As the South African World Cup heads to its conclusion, the immediate focus on the soccer agenda will turn not to the next tournament in Brazil but rather the potential hosts of the two editions in 2018 and 2022.
A decision will be made in December on the hosting of the two tournaments when Fifa’s powerful cabinet, its 24-man executive committee, chooses from a list of nine candidates.
It is the first time the hosting of two World Cups is being made at the same time and will come at the end of a fairly brief and low-profile campaign, enlivened only by English tabloid revelations and Australian accusations of alleged bribery.
England, despite the resignation of FA chairperson Lord Triesman after a tabloid sting in which he accused rival bids of corruption, are the bookmakers’ favourites to win the 2018 bid, ahead of rival European countries and the United States.
Russia is a strong outsider but joint bids from Belgium and The Netherlands, plus Portugal and Spain, need to overcome Fifa’s reluctance to have co-hosts again after what officials said was a difficult and costly event in South Korea and Japan in 2002.
The two Asian countries are bidding again, though this time separately, for the 2022 finals along with Australia and Qatar.
Australia’s football federation said on Tuesday it had issued proceeding against newspapers who alleged malpractice in their bid. Among the allegations were that the bid had given inappropriate gifts to Fifa officials and their wives.
Strict rules have kept the rival bids from overwhelming the fringes of the World Cup in South Africa but delegations have been taken on official tours of the facilities and local organisation in the last week by the world governing body.

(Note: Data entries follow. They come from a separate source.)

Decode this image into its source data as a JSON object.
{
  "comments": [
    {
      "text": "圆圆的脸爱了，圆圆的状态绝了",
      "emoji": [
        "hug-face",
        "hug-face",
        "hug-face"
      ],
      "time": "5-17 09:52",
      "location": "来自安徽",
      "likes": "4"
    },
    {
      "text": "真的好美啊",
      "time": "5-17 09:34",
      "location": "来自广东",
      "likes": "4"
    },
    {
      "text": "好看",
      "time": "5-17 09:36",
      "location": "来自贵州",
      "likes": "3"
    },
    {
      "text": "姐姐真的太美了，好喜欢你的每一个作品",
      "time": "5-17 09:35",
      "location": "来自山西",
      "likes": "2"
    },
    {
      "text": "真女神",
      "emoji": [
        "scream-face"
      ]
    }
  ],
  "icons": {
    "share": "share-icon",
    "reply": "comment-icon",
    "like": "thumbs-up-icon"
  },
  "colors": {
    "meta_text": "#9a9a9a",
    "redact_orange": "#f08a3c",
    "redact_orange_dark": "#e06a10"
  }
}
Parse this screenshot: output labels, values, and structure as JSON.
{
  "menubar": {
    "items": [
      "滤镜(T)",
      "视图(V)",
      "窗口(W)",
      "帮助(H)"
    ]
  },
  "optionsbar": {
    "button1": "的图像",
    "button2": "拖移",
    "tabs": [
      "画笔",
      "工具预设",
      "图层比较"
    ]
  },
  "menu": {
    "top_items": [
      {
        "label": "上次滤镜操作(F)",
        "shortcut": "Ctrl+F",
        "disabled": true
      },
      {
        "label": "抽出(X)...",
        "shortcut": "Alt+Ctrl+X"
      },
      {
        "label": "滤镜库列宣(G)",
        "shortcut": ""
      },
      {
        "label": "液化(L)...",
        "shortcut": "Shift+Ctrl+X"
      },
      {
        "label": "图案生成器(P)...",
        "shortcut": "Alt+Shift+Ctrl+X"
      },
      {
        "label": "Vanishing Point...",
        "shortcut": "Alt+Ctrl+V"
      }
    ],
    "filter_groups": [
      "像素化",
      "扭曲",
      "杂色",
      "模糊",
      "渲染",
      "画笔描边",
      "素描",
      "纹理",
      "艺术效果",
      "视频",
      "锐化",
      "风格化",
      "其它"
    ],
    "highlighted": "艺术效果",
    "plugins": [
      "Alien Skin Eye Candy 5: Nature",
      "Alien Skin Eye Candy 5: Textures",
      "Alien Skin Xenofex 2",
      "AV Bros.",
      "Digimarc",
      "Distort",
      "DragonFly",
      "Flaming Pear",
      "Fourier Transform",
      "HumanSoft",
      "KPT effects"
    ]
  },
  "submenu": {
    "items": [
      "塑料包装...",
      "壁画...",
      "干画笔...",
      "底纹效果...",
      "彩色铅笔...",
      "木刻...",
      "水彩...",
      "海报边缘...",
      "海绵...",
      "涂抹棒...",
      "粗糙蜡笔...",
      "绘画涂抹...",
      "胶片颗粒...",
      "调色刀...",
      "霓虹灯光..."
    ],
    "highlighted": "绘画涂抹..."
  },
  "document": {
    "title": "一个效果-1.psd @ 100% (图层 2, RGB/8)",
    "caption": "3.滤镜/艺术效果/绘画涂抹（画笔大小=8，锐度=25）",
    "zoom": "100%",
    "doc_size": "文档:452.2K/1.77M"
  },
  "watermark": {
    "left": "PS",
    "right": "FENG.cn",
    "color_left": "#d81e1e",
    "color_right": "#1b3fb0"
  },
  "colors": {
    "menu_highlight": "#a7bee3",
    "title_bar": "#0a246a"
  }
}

Leading officials have been discreetly lobbying key Fifa members with England using Princes William and Harry to host a reception in Johannesburg in the first week of the World Cup, which rivals claimed came close to flouting the rules.
But central to the chances of the nine bids will be the intense inspections Fifa will launch later this month, sending experts to pick over the candidate’s bid books — voluminous documents that detail how they plan to host their World Cup.
Once the inspections are completed by September, Fifa’s executive committee will receive a summation of the best bids but it is not always the most suitable candidate that wins.
In the end, the politicking and personal interests of the all-powerful executive committee decides the outcome of the vote, this time scheduled for Zurich on December 2.